The streets of Cairo, packed more than a year ago with throngs demanding the ouster of Hosni Mubarak, remained relatively quiet Friday morning as Egyptians tried to figure out what the ruling meant for the presidential election.
Activists called for protests later Friday, accusing military rulers of plotting to retain a grip on power.
The court's ruling comes days before Egyptians decide the country's new president in a runoff election between the Muslim Brotherhood's Mohamed Morsi and Ahmed Shafik, the last prime minister to serve under Mubarak.
The Supreme Constitutional Court dissolved parliament after it had been in session for a little more that four months, after ruling Thursday that the constitutional articles that regulated parliamentary elections were invalid.
The Supreme Council of the Armed Forces -- the military rulers in control of the country since Mubarak's ouster -- claims full legislative power. It is widely expected to issue its own interim constitutional charter while it awaits the assembly to draft a new one.
While the military council did not issue a statement on the court's ruling, state media reported that military leaders have said the presidential runoff would still take place over the weekend.
In the same ruling that dissolved parliament, Egypt's high court cleared the way for Shafik to run after rejecting a new law that barred members of Mubarak's regime from running.
The election of a president without a parliament means that whoever wins the runoff will be in a powerful position and deal directly with the military rulers while a new constitution is written and new parliamentary elections are held.
Some called the move political as the parliament was dominated by Islamists, a group long viewed with suspicion by the military.
The court ruling was "a complete coup d'etat through which the military council is writing off the most noble stage in the nation's history," said Mohamed el-Beltagy, a senior member of the Muslim Brotherhood's Freedom and Justice Party.
Mohamed El Baradei, a 2005 Nobel Peace Prize winner who waged a failed presidential bid, called for the country's military rulers to postpone the runoff election.
"Electing president in the absence of constitution and parliament is electing an 'emperor' with more powers than deposed dictator. A travesty," he tweeted Friday.
Meanwhile, activists called for Friday protests.
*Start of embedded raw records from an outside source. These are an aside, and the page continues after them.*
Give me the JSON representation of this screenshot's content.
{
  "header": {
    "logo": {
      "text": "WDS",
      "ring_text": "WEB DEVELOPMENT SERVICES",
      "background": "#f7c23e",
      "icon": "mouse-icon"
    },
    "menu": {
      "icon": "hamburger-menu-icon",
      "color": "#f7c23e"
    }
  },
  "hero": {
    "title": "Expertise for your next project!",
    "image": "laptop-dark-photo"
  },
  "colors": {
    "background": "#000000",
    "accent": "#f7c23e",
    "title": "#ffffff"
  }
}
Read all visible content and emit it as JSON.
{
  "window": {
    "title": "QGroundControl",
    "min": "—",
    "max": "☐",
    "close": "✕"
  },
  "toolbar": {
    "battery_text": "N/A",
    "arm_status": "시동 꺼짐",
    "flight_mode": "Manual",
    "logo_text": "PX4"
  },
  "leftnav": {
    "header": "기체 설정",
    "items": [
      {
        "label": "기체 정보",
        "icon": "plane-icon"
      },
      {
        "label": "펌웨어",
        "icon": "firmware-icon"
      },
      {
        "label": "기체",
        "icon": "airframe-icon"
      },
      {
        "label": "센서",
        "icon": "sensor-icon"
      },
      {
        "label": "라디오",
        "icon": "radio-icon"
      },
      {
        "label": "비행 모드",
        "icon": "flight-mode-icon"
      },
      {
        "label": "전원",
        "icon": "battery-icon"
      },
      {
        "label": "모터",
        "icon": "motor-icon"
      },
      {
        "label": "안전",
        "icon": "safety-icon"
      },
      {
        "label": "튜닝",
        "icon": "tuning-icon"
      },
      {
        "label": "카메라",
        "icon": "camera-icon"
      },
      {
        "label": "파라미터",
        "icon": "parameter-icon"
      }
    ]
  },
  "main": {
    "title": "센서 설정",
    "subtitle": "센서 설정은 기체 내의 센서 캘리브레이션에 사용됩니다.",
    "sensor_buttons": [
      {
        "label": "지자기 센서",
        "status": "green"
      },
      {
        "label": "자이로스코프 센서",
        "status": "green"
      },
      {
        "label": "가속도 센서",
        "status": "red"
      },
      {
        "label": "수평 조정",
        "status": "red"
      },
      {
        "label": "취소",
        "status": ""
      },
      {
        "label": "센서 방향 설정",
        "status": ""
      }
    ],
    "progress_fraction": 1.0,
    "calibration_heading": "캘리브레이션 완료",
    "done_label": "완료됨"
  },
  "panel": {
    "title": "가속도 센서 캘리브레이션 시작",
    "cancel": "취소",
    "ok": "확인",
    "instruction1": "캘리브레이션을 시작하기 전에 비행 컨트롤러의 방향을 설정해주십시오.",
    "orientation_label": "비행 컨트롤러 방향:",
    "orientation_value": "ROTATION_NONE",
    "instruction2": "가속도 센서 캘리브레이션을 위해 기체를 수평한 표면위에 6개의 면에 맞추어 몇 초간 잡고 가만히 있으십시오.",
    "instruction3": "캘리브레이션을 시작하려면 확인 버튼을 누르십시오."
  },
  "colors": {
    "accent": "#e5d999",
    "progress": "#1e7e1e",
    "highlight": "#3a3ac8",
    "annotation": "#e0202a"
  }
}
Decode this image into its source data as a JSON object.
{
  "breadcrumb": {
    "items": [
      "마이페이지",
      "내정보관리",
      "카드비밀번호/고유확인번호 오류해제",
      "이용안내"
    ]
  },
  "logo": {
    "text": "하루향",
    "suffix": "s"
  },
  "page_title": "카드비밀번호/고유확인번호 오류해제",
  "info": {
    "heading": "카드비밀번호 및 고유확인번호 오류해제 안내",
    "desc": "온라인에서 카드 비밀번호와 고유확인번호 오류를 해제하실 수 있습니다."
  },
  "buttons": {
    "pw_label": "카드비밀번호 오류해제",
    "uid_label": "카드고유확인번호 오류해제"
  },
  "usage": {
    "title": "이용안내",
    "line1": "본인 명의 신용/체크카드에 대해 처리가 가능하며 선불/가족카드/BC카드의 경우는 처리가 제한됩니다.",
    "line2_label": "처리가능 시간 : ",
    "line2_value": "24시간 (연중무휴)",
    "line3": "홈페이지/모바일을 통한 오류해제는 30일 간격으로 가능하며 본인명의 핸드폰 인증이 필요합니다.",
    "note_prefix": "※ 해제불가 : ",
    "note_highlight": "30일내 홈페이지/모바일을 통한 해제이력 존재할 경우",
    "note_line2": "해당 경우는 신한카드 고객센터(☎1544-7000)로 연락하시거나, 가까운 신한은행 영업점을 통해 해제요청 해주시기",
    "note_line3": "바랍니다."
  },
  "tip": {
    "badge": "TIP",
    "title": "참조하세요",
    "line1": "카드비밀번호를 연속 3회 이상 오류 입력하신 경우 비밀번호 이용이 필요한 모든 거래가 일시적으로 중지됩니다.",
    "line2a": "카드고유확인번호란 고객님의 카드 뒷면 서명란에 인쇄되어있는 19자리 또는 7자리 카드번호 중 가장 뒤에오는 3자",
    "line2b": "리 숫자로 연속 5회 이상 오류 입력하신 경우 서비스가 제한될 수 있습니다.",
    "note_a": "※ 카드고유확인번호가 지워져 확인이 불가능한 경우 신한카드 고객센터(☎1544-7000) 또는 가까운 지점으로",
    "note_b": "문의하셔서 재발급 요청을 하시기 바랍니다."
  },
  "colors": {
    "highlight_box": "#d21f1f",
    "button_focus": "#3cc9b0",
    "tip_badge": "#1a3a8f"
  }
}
A youth group, calling itself the April 6 Movement, took to Facebook to call for early evening demonstrations to protest what it described as a "soft coup" by the military rulers.
The group accused the military council of "trying to stay its best in power as long as they can in order to safeguard their interests, and we will not accept that at all," according to a Facebook posting.
Meanwhile, Amre Moussa -- a former foreign minister under Mubarak, Arab League chief and most recently presidential candidate -- offered an opposite view.
"It is not a political move," he said. "It is a legal matter that has been referred to a tribune by individuals."
Moussa said the previously instituted constitutional panel was "unsatisfactory for many parties" because of the influence in it held by the Muslim Brotherhood.